Definition
A mood disorder is a category of psychological condition whose defining feature is persistent disturbance of emotional state severe enough to impair functioning. The two principal subtypes are depressive disorders — including major depressive disorder and persistent depressive disorder — characterized by sustained low mood, loss of interest, and diminished energy; and bipolar disorders, characterized by alternating episodes of depression and mania or hypomania (elevated mood, racing thoughts, impulsivity, reduced sleep).
The diagnostic frame draws a line between normal emotional fluctuation and clinical disorder by duration, severity, and functional impact. Two weeks of low mood that derails work, relationships, and self-care meets a different threshold than a few days of feeling sad.
Why it matters
How it works
The biological substrate of mood disorders involves disrupted neurotransmitter signaling (serotonin, norepinephrine, dopamine), altered activity in mood-regulating brain regions (prefrontal cortex, amygdala, hippocampus), and disturbed circadian and stress-response systems. But biology rarely operates alone. Stressful life events, chronic adversity, cognitive habits like rumination, and patterns learned in early relationships all contribute to onset and recurrence. The diathesis-stress model proposes that genetic or early-life vulnerability sets a threshold, and life stressors push individuals over it.

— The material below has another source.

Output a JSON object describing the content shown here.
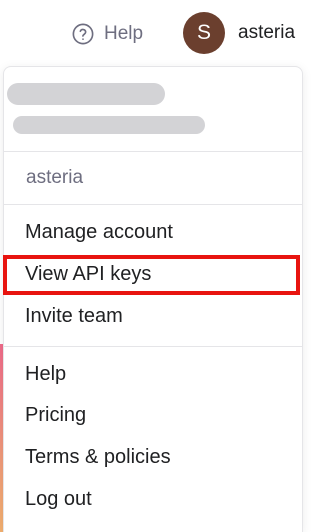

Treatment reflects this multi-level causation. Cognitive-behavioral therapy targets the thinking patterns that maintain depressive episodes. Interpersonal therapy addresses the relational triggers. Selective serotonin reuptake inhibitors and mood stabilizers act on the neurochemistry. For bipolar disorder, mood stabilization and sleep regulation are core, since sleep disruption can trigger manic episodes. Recovery is rarely a single intervention; it is usually a layered package matched to the person's pattern and preferences.